Whisper Não é Mais o Rei? O Fim da Monocultura na Transcrição de Áudio!
Olá, pessoal! Aqui é o Lucas Tech e hoje vamos mergulhar num assunto que está borbulhando no mundo da IA: o reconhecimento de fala. Por muito tempo, Whisper foi o nome na boca de todo mundo quando o assunto era transcrever áudio com alta qualidade e de forma open-source. Mas, preparem-se, porque o jogo mudou! A "monocultura" do Whisper acabou, e agora temos uma briga boa no topo da tabela. E o mais interessante? O WER (Word Error Rate) não é mais o único critério para escolher o campeão.
Nos últimos 12 meses, vimos uma explosão de novos modelos de reconhecimento de fala que não só desafiam o Whisper, mas o superam em muitos aspectos. Gigantes como Cohere e IBM, além de outros projetos superinteressantes, estão lançando ferramentas que mudam completamente o cenário. E o que isso significa para a gente, desenvolvedores, entusiastas e empresas? Que a escolha do modelo perfeito ficou mais complexa e, ao mesmo tempo, muito mais customizada às nossas necessidades. Vem comigo entender essa revolução!
O Problema com os Números da Tabela (e por que você não pode confiar neles cegamente)
Sabe aquela tabela de líderes do Hugging Face Open ASR Leaderboard que todo mundo cita? Então, ela é ótima para ter uma ideia geral, mas tem uma pegadinha. O WER médio que aparece lá nem sempre é calculado da mesma forma para todos os modelos!
Por exemplo, o Cohere Transcribe foi avaliado em oito conjuntos de testes em inglês, incluindo o famoso TED-LIUM, chegando a 5,42% de WER. Já o ARK-ASR-3B, que aparece com 5,04%, foi testado em sete conjuntos, sem o TED-LIUM. O detalhe é que o TED-LIUM é um dos conjuntos "mais fáceis" da suíte.
O que isso significa? Se a gente recalcular o WER do Cohere usando os mesmos sete conjuntos do ARK, o número sobe para 5,84%! O mesmo acontece com o IBM Granite Speech 4.1 2B. Ou seja, a liderança do ARK é maior do que os números "de capa" sugerem, mas a moral da história é: não dá pra simplesmente subtrair um número publicado do outro e ter um resultado decente. Isso é uma armadilha!
Além disso, temos mais duas coisas pra ficar ligado:
- Modelos "treinados para a tabela": Alguns modelos, como o MOSS-Transcribe-preview-2B, foram "tunados" usando dados de treinamento específicos da própria leaderboard. É como estudar para a prova com as questões da prova. A pontuação é alta, mas ela mede o benchmark, não a capacidade real em cenários variados.
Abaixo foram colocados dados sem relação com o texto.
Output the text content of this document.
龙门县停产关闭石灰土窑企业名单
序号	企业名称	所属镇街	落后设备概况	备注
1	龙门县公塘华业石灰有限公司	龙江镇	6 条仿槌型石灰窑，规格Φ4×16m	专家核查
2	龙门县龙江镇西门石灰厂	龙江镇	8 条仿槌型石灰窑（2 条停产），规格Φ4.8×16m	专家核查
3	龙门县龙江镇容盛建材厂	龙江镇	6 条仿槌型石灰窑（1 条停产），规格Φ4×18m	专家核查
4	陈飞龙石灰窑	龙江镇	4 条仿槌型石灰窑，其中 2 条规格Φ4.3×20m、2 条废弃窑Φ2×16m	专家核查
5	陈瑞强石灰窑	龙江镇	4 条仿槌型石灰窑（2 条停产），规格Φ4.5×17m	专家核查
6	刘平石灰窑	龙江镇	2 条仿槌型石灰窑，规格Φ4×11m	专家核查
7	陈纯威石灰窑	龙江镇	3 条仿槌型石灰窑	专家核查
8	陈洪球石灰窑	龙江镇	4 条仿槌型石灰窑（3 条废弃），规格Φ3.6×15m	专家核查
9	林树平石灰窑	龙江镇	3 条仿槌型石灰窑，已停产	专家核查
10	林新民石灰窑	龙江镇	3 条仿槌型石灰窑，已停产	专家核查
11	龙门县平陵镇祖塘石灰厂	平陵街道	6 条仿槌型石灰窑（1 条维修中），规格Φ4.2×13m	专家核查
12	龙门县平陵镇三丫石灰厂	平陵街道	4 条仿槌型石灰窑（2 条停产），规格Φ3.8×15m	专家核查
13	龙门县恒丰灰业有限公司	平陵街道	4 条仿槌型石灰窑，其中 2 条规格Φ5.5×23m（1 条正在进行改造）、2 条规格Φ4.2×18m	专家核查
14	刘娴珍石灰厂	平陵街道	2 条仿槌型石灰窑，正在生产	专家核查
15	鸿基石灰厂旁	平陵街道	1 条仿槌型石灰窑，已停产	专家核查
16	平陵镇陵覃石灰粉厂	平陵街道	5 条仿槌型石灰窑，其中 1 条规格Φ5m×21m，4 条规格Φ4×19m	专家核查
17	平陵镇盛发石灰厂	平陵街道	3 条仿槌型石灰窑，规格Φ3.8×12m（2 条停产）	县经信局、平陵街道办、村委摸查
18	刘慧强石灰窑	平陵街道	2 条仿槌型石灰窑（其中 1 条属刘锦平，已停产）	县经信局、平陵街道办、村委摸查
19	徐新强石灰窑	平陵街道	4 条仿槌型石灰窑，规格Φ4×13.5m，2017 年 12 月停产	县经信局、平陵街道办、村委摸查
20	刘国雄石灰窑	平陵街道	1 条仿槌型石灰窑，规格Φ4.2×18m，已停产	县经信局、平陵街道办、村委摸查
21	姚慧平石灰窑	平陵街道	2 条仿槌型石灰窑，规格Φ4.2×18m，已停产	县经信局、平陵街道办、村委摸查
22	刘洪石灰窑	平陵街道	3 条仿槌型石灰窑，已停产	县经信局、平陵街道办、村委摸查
- Dados privados mudam tudo: Empresas como a Appen usam conjuntos de avaliação privados, com sotaques e condições de áudio (conversacional vs. roteirizado) muito mais diversas. Quando esses dados entram em jogo, a ordem da tabela pública muda drasticamente, e modelos otimizados para áudios "limpos" perdem performance em conversas espontâneas.
Moral da história, galera: use a leaderboard para montar uma lista de candidatos, não para escolher um vencedor!
A Batalha pela Precisão: Quem Está no Topo?
Se a precisão ainda é seu foco principal (mas lembre-se, não é o único!), alguns modelos se destacam bastante:
- Cohere Transcribe (2B, Apache 2.0, 14 idiomas): Esse aqui é o modelo que realmente está em produção, com mais de 620 mil downloads em um mês! Ele é rápido e suporta várias plataformas. A Cohere até fez testes com avaliadores humanos, e o Transcribe teve uma taxa de vitória impressionante contra outros gigantes. Ah, mas um aviso importante: ele não tem detecção automática de idioma, timestamps ou diarização, e ele adora transcrever silêncio (então use um VAD antes!). O repositório exige um contato, mesmo com licença Apache 2.0.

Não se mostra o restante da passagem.